Bando ISI INAIL 2015: anticipazioni sui finanziamenti per la sicurezza sul lavoro

Inail · Redazione

L’INAIL, con delibera del Consiglio di indirizzo e vigilanza, ha definito le linee di indirizzo in relazione ai bandi ISI 2015 per la concessione di contributi alle imprese che investono nella salute e sicurezza sul lavoro. Di seguito i punti fermi e alcune novità previste.

È confermato l’impianto generale che regola i criteri e le modalità di erogazione degli incentivi economici:
– privilegia le micro, piccole e medie imprese;
– agevola le imprese con lavorazioni caratterizzate da rischi rilevanti;
– promuove la collaborazione tra le imprese e le strutture paritetiche, gli Organismi bilaterali, le Parti sociali e i rappresentanti dei lavoratori per la sicurezza;
– garantisce omogeneità nella distribuzione delle risorse a livello territoriale.

Nessuna modifica per quanto riguarda la percentuale di contributo, l’importo massimo del finanziamento, i criteri di assegnazione dei contributi e la soglia minima di accesso alla selezione.

Il bando mette a disposizione delle imprese, anche individuali, su tutto il territorio nazionale un plafond di oltre 244 milioni di euro, già previsti, da incrementare con le risorse economiche residue dei bandi ISI precendenti nonchè ulteriori risorse straordinarie.
Le risorse saranno ripartite in budget regionali e destinate a progetti di investimento volti al miglioramento delle condizioni di salute e di sicurezza sul lavoro.

L’incentivo consiste in un contributo in conto capitale che copre fino al 65% dei costi del progetto. Il contributo massimo erogabile per ogni progetto è pari a 130.000 euro, quello minimo a 5.000 euro.

Nella prima fase le imprese potranno inserire la domanda online tramite il portale dell’Inail.
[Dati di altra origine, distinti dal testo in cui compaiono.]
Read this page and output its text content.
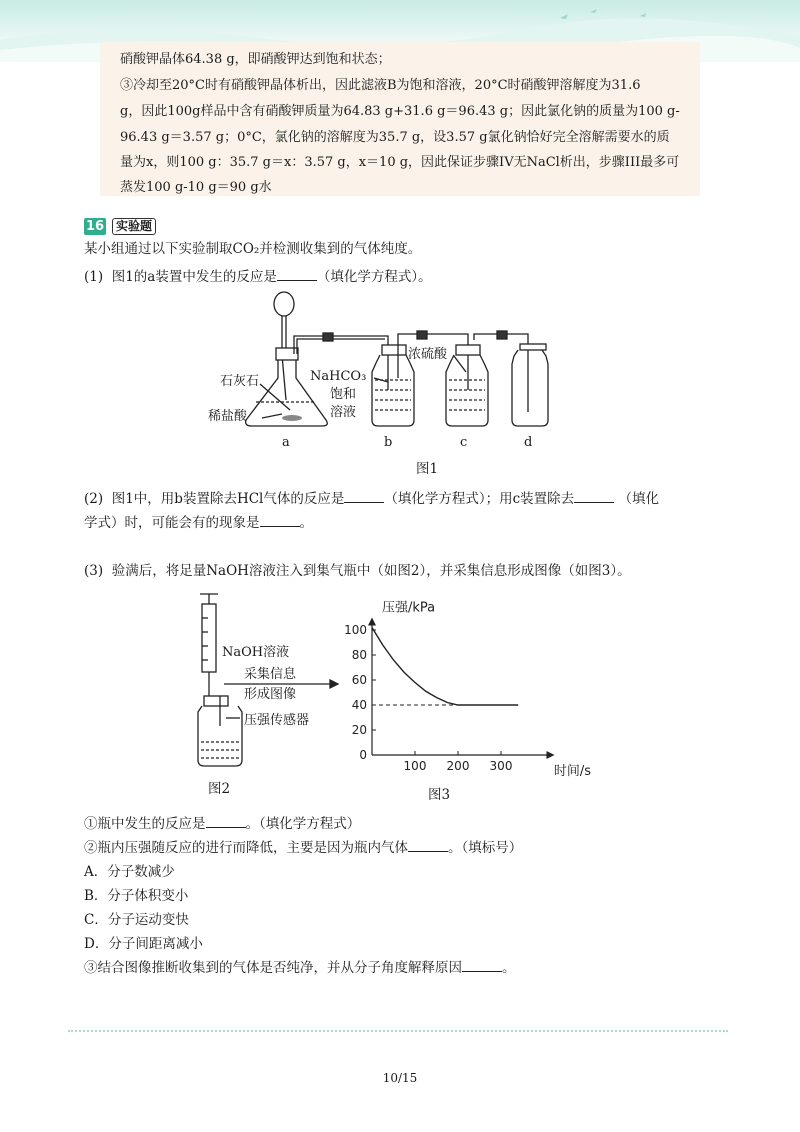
硝酸钾晶体64.38 g，即硝酸钾达到饱和状态；

③冷却至20°C时有硝酸钾晶体析出，因此滤液B为饱和溶液，20°C时硝酸钾溶解度为31.6

g，因此100g样品中含有硝酸钾质量为64.83 g+31.6 g＝96.43 g；因此氯化钠的质量为100 g-

96.43 g＝3.57 g；0°C，氯化钠的溶解度为35.7 g，设3.57 g氯化钠恰好完全溶解需要水的质

量为x，则100 g：35.7 g＝x：3.57 g，x＝10 g，因此保证步骤IV无NaCl析出，步骤III最多可

蒸发100 g-10 g＝90 g水

16 实验题
某小组通过以下实验制取CO₂并检测收集到的气体纯度。
(1) 图1的a装置中发生的反应是	（填化学方程式）。
石灰石
稀盐酸
NaHCO₃
饱和
溶液
浓硫酸
a	b	c	d
图1
(2) 图1中，用b装置除去HCl气体的反应是	（填化学方程式）；用c装置除去	（填化
学式）时，可能会有的现象是	。
(3) 验满后，将足量NaOH溶液注入到集气瓶中（如图2），并采集信息形成图像（如图3）。
NaOH溶液
采集信息
形成图像
压强传感器
图2
100
80
60
40
20
0
100 200 300
压强/kPa
时间/s
图3
①瓶中发生的反应是	。（填化学方程式）
②瓶内压强随反应的进行而降低，主要是因为瓶内气体	。（填标号）
A．分子数减少
B．分子体积变小
C．分子运动变快
D．分子间距离减小
③结合图像推断收集到的气体是否纯净，并从分子角度解释原因	。
10/15
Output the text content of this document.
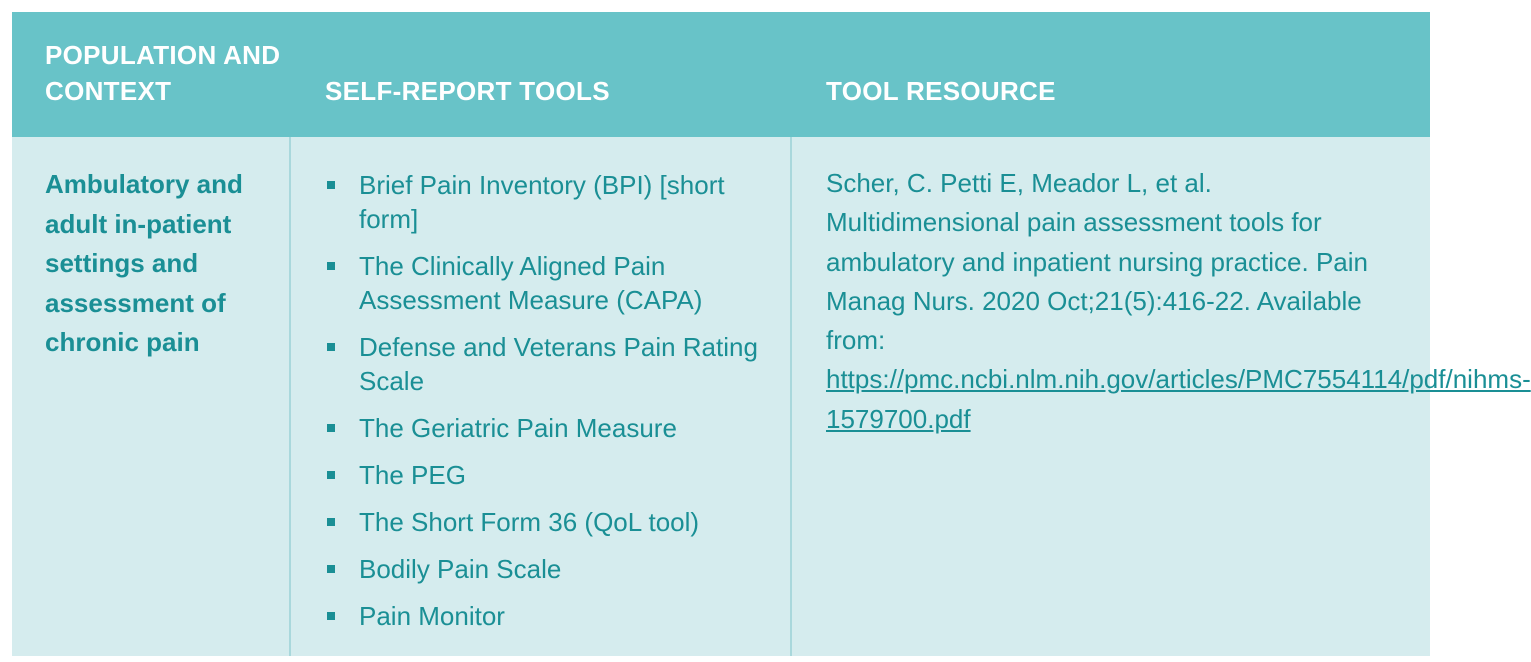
POPULATION AND CONTEXT	SELF-REPORT TOOLS	TOOL RESOURCE
Ambulatory and adult in-patient settings and assessment of chronic pain
Brief Pain Inventory (BPI) [short form]
The Clinically Aligned Pain Assessment Measure (CAPA)
Defense and Veterans Pain Rating Scale
The Geriatric Pain Measure
The PEG
The Short Form 36 (QoL tool)
Bodily Pain Scale
Pain Monitor
Scher, C. Petti E, Meador L, et al. Multidimensional pain assessment tools for ambulatory and inpatient nursing practice. Pain Manag Nurs. 2020 Oct;21(5):416-22. Available from: https://pmc.ncbi.nlm.nih.gov/articles/PMC7554114/pdf/nihms-1579700.pdf
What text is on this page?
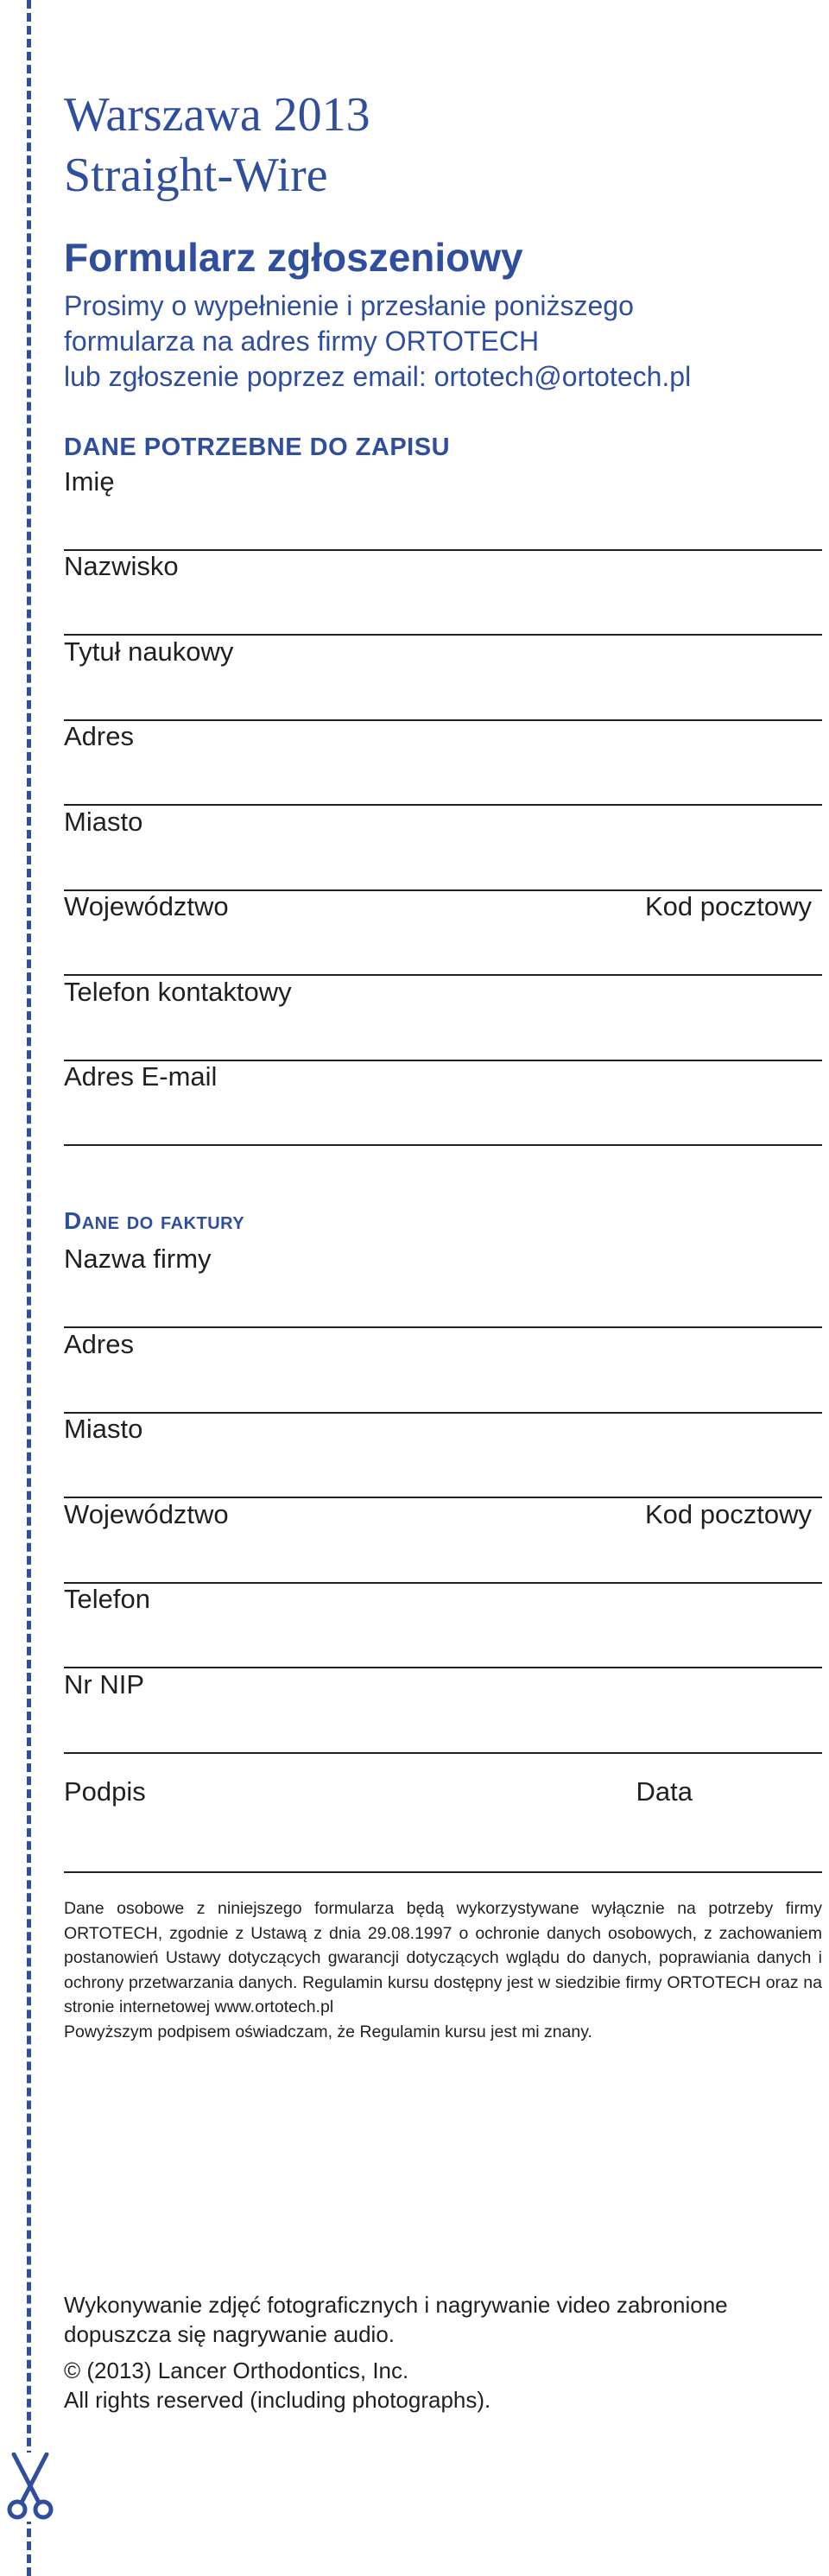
Warszawa 2013
Straight-Wire
Formularz zgłoszeniowy
Prosimy o wypełnienie i przesłanie poniższego
formularza na adres firmy ORTOTECH
lub zgłoszenie poprzez email: ortotech@ortotech.pl
DANE POTRZEBNE DO ZAPISU
Imię
Nazwisko
Tytuł naukowy
Adres
Miasto
Województwo	Kod pocztowy
Telefon kontaktowy
Adres E-mail
Dane do faktury
Nazwa firmy
Adres
Miasto
Województwo	Kod pocztowy
Telefon
Nr NIP
Podpis	Data

Dane osobowe z niniejszego formularza będą wykorzystywane wyłącznie na potrzeby firmy ORTOTECH, zgodnie z Ustawą z dnia 29.08.1997 o ochronie danych osobowych, z zachowaniem postanowień Ustawy dotyczących gwarancji dotyczących wglądu do danych, poprawiania danych i ochrony przetwarzania danych. Regulamin kursu dostępny jest w siedzibie firmy ORTOTECH oraz na stronie internetowej www.ortotech.pl

Powyższym podpisem oświadczam, że Regulamin kursu jest mi znany.

Wykonywanie zdjęć fotograficznych i nagrywanie video zabronione

dopuszcza się nagrywanie audio.

© (2013) Lancer Orthodontics, Inc.

All rights reserved (including photographs).
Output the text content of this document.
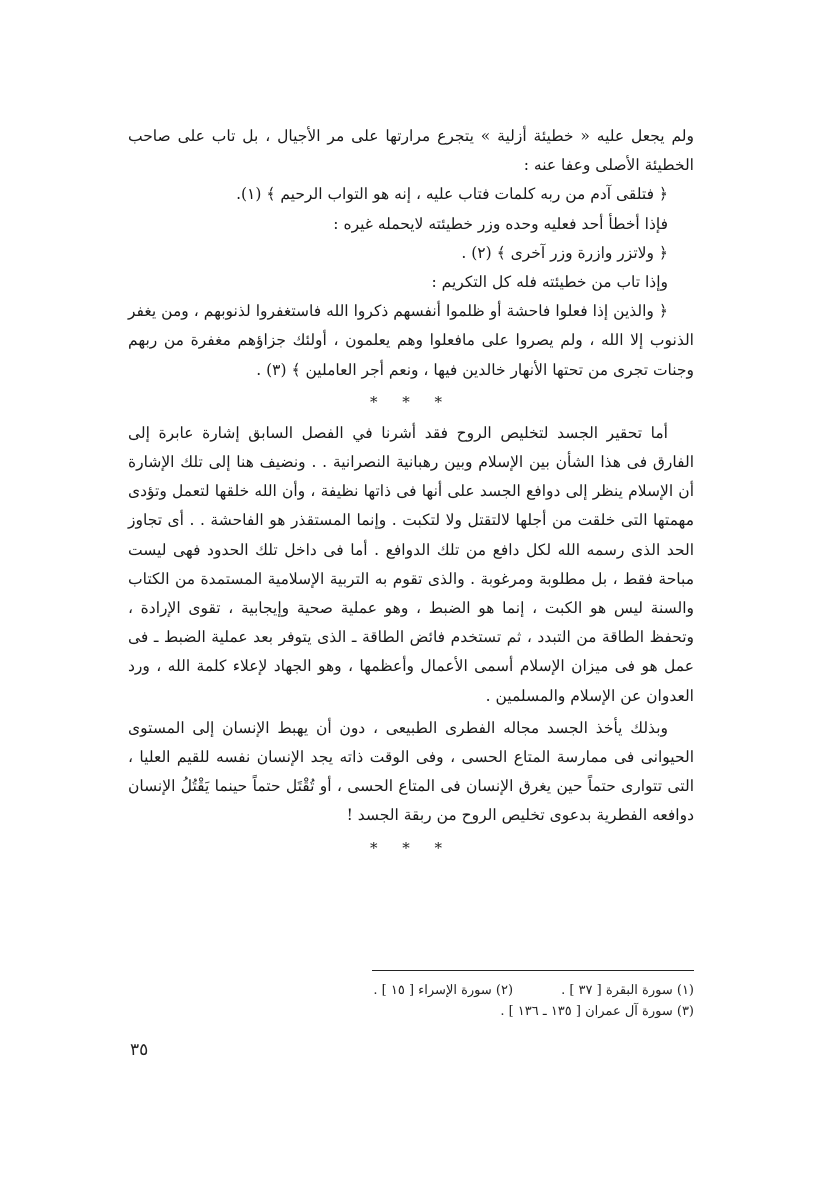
ولم يجعل عليه « خطيئة أزلية » يتجرع مرارتها على مر الأجيال ، بل تاب على صاحب الخطيئة الأصلى وعفا عنه :

﴿ فتلقى آدم من ربه كلمات فتاب عليه ، إنه هو التواب الرحيم ﴾ (١).

فإذا أخطأ أحد فعليه وحده وزر خطيئته لايحمله غيره :

﴿ ولاتزر وازرة وزر آخرى ﴾ (٢) .

وإذا تاب من خطيئته فله كل التكريم :

﴿ والذين إذا فعلوا فاحشة أو ظلموا أنفسهم ذكروا الله فاستغفروا لذنوبهم ، ومن يغفر الذنوب إلا الله ، ولم يصروا على مافعلوا وهم يعلمون ، أولئك جزاؤهم مغفرة من ربهم وجنات تجرى من تحتها الأنهار خالدين فيها ، ونعم أجر العاملين ﴾ (٣) .

* * *

أما تحقير الجسد لتخليص الروح فقد أشرنا في الفصل السابق إشارة عابرة إلى الفارق فى هذا الشأن بين الإسلام وبين رهبانية النصرانية . . ونضيف هنا إلى تلك الإشارة أن الإسلام ينظر إلى دوافع الجسد على أنها فى ذاتها نظيفة ، وأن الله خلقها لتعمل وتؤدى مهمتها التى خلقت من أجلها لالتقتل ولا لتكبت . وإنما المستقذر هو الفاحشة . . أى تجاوز الحد الذى رسمه الله لكل دافع من تلك الدوافع . أما فى داخل تلك الحدود فهى ليست مباحة فقط ، بل مطلوبة ومرغوبة . والذى تقوم به التربية الإسلامية المستمدة من الكتاب والسنة ليس هو الكبت ، إنما هو الضبط ، وهو عملية صحية وإيجابية ، تقوى الإرادة ، وتحفظ الطاقة من التبدد ، ثم تستخدم فائض الطاقة ـ الذى يتوفر بعد عملية الضبط ـ فى عمل هو فى ميزان الإسلام أسمى الأعمال وأعظمها ، وهو الجهاد لإعلاء كلمة الله ، ورد العدوان عن الإسلام والمسلمين .

وبذلك يأخذ الجسد مجاله الفطرى الطبيعى ، دون أن يهبط الإنسان إلى المستوى الحيوانى فى ممارسة المتاع الحسى ، وفى الوقت ذاته يجد الإنسان نفسه للقيم العليا ، التى تتوارى حتماً حين يغرق الإنسان فى المتاع الحسى ، أو تُقْتَل حتماً حينما يَقْتُلُ الإنسان دوافعه الفطرية بدعوى تخليص الروح من ربقة الجسد !

* * *
(١) سورة البقرة [ ٣٧ ] .
(٢) سورة الإسراء [ ١٥ ] .
(٣) سورة آل عمران [ ١٣٥ ـ ١٣٦ ] .
٣٥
Se le caratteristiche del progetto sono in linea con quelle richieste dal bando e la domanda raggiunge o supera la soglia minima di ammissibilità, pari a 120 punti, è possibile partecipare alla fase successiva di invio telematico della domanda.

I finanziamenti a fondo perduto verranno assegnati fino a esaurimento, secondo l’ordine cronologico di invio con possibile scorrimento delle graduatorie in caso di mancata presentazione della documentazione richiesta entro il termine di 30 giorni.

L’Inail conferma il suo impegno nella lotta contro l’amianto, destinando il 30% delle risorse al finanziamento dei progetti finalizzati alla bonifica nei luoghi di lavoro dei materiali contenenti il materiale cancerogeno.

Per le aziende agricole sarà predisposto un bando ad hoc cui sarà destinato il 10% delle risorse complessive disponibili. Tale bando sarà notificato alla Commissione Europea affinchè i finanziamenti per il settore non rientrino nel calcolo del de minimis, altrimenti limitati a 15.000 euro.

Per il bando specifico riservato al settore terziario bisognerà attendere il primo quadrimestre 2016.